La previsione attuale è che l’economica del paese cresca del 3%, rispetto al 3,7% inizialmente previsto. È la seconda istituzione dopo la Banca Mondiale a rivedere al ribasso le aspettative per l’economia.

Le revisioni al ribasso di entrambe le istituzioni sono arrivate dopo che i dati Instat avevano testimoniato un dimezzamento della crescita reale, da oltre il 4% della prima metà del 2018 al 2,2-2,3% del primo semestre del 2019, come conseguenza del calo della produzione di energia e della chiusura del settore del gioco d’azzardo.

Tuttavia, per i prossimi anni, il FMI è più ottimista rispetto alla Banca Mondiale con previsioni di crescita del 4% per il periodo 2020-2024, rispetto al 3,5% previsto dalla Banca Mondiale.

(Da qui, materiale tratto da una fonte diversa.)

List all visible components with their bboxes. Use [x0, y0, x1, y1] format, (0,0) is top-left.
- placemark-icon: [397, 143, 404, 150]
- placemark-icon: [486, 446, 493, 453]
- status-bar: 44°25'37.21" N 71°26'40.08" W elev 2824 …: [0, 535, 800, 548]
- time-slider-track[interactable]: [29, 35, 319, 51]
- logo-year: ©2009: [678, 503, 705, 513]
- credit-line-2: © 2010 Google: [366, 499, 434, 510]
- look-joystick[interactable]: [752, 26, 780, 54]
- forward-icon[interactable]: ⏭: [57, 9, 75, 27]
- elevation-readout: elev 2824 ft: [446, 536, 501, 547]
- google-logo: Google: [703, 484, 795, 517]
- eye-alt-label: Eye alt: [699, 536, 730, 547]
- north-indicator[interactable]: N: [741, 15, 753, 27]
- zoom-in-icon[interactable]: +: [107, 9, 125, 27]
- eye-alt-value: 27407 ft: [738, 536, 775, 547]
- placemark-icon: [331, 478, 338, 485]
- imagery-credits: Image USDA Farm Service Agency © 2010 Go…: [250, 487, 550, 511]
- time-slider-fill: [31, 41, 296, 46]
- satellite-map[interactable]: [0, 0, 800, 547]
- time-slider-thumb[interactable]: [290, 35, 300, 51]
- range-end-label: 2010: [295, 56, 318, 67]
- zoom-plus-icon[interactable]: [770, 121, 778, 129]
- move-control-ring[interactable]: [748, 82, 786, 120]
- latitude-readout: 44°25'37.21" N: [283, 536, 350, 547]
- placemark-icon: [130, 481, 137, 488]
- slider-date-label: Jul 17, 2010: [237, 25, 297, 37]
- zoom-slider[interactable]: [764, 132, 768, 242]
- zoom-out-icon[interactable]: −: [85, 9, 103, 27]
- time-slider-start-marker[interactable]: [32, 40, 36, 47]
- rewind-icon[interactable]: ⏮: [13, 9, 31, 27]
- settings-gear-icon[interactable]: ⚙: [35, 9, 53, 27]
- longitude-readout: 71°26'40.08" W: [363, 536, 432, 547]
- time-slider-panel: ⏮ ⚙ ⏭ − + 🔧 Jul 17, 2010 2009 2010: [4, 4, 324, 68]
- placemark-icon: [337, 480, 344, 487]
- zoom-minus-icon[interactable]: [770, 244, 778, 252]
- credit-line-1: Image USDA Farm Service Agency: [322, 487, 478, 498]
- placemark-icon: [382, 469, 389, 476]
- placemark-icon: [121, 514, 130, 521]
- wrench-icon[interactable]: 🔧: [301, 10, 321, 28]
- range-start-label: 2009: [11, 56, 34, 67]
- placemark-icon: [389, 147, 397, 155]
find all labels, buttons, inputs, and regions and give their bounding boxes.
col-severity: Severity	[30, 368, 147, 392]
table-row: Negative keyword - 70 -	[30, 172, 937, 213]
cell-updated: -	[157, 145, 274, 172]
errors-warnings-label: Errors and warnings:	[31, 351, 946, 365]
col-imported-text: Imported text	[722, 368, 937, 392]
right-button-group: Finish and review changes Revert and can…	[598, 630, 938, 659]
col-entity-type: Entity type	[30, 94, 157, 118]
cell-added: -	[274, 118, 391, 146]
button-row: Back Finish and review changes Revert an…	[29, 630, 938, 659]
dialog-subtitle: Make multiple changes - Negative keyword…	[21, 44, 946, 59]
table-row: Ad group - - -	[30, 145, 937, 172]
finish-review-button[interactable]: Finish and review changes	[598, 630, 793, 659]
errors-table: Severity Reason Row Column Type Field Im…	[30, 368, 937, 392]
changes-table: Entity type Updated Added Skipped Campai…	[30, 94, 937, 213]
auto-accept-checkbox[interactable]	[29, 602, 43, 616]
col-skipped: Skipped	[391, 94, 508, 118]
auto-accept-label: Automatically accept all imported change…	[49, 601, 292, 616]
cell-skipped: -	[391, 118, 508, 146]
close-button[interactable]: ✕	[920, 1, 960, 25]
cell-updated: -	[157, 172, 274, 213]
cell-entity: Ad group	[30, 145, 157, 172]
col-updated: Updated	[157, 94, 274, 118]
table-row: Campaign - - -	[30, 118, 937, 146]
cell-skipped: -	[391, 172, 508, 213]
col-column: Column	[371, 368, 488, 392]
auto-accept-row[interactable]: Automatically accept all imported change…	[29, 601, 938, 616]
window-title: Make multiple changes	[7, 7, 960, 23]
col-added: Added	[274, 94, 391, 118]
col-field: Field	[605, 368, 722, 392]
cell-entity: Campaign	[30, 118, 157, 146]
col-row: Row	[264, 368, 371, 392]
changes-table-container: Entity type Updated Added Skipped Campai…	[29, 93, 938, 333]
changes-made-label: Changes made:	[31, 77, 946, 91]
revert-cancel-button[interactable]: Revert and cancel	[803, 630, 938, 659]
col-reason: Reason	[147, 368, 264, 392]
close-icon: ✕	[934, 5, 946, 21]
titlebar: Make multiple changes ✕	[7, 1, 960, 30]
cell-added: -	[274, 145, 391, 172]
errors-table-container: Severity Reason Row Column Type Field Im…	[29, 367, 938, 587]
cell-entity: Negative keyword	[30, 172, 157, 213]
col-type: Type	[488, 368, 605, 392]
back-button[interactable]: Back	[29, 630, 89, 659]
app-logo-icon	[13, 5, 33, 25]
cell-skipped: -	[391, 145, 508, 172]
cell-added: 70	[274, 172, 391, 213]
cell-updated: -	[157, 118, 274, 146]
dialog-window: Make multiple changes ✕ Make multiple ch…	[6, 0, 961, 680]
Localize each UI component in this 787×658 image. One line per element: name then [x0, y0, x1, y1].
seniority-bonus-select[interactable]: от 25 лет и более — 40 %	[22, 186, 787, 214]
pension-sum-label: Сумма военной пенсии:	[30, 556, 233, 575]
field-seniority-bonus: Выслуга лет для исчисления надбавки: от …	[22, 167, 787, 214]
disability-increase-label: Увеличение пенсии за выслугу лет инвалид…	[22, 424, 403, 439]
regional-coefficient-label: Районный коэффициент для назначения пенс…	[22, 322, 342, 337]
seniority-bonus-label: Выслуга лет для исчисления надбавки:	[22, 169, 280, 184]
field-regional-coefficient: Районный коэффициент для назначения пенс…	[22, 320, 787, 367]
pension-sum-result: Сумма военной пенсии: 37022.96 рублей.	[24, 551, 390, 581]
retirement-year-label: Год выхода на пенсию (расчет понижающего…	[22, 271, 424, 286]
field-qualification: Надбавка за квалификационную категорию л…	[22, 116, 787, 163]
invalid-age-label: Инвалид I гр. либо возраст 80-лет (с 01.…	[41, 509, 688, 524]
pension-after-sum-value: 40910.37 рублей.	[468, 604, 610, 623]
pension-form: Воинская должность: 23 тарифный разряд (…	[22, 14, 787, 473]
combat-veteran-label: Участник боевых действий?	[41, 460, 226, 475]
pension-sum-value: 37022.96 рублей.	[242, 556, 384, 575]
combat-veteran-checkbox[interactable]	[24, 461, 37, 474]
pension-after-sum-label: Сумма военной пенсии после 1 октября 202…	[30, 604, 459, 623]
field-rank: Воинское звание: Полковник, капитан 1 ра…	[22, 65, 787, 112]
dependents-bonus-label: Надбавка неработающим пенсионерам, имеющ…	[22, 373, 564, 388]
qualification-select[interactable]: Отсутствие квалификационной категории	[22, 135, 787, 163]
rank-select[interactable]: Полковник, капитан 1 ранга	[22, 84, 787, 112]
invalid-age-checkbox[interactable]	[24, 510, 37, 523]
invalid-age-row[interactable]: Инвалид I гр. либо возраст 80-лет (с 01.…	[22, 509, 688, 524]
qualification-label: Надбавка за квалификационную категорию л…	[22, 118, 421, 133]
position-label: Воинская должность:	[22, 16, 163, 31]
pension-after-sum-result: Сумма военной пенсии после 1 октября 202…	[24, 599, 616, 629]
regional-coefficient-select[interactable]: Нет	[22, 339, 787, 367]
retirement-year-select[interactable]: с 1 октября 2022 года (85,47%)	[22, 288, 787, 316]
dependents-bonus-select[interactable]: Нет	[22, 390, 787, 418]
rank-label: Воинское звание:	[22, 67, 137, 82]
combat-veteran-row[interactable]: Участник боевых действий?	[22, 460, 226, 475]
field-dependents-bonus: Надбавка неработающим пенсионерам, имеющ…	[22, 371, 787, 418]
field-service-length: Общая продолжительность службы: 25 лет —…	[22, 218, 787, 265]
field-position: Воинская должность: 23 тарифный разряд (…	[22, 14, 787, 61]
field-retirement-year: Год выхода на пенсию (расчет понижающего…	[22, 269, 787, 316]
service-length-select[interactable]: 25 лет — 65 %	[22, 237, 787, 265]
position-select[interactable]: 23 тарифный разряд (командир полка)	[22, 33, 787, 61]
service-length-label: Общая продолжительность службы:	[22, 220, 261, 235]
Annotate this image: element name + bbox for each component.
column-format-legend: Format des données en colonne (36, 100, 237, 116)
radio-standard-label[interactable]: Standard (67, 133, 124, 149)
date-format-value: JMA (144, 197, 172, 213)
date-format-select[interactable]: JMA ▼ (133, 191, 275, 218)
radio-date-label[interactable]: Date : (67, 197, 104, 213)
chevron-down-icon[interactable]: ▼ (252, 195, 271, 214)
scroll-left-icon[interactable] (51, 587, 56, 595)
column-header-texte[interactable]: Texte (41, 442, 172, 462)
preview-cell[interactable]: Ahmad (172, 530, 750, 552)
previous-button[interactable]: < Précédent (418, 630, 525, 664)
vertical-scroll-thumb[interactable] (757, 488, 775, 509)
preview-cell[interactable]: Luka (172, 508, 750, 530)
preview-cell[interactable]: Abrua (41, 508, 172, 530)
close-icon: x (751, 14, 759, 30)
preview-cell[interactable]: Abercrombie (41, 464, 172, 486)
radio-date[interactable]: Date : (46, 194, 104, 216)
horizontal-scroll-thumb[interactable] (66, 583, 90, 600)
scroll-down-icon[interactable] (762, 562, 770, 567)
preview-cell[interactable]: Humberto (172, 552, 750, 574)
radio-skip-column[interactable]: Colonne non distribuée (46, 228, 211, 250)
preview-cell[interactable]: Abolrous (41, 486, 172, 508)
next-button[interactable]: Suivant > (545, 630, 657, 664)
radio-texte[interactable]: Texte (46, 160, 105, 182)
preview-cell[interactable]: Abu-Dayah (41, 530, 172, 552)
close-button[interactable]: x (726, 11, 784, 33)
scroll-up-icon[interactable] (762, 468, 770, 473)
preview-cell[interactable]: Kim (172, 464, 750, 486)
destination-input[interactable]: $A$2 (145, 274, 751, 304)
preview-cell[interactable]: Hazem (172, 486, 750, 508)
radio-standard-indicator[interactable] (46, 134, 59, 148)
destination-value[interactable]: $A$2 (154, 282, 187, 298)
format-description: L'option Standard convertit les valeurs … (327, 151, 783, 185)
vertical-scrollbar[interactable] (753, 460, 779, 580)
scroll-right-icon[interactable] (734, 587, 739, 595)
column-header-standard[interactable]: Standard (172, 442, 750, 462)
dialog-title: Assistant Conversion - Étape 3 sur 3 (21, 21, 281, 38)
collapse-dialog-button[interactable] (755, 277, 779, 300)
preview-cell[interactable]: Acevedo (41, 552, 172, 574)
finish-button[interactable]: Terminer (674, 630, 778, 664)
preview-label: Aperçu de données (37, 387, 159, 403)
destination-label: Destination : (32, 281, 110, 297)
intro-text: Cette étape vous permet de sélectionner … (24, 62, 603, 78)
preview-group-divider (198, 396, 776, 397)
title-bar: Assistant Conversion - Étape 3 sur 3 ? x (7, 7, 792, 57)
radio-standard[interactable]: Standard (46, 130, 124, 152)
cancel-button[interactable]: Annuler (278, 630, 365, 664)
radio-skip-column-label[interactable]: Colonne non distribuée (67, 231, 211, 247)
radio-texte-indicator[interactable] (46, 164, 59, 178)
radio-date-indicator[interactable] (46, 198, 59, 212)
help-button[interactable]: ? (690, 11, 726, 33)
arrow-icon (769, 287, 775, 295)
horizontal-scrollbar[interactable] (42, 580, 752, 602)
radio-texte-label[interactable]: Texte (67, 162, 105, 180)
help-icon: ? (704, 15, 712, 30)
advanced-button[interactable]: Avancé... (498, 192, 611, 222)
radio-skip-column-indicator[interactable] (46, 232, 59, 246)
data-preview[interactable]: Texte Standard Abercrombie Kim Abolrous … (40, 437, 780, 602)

Per quest’anno, quindi, le previsioni di crescita dell’Albania sono le più basse nei Balcani occidentali insieme a quella della Bosnia (2,8%) e a pari merito con il Montenegro. D’altra parte, invece, le previsioni di crescita più alte sono per il Kosovo (4,2%), seguito da Serbia (3,5%) e Macedonia del Nord (3,2%).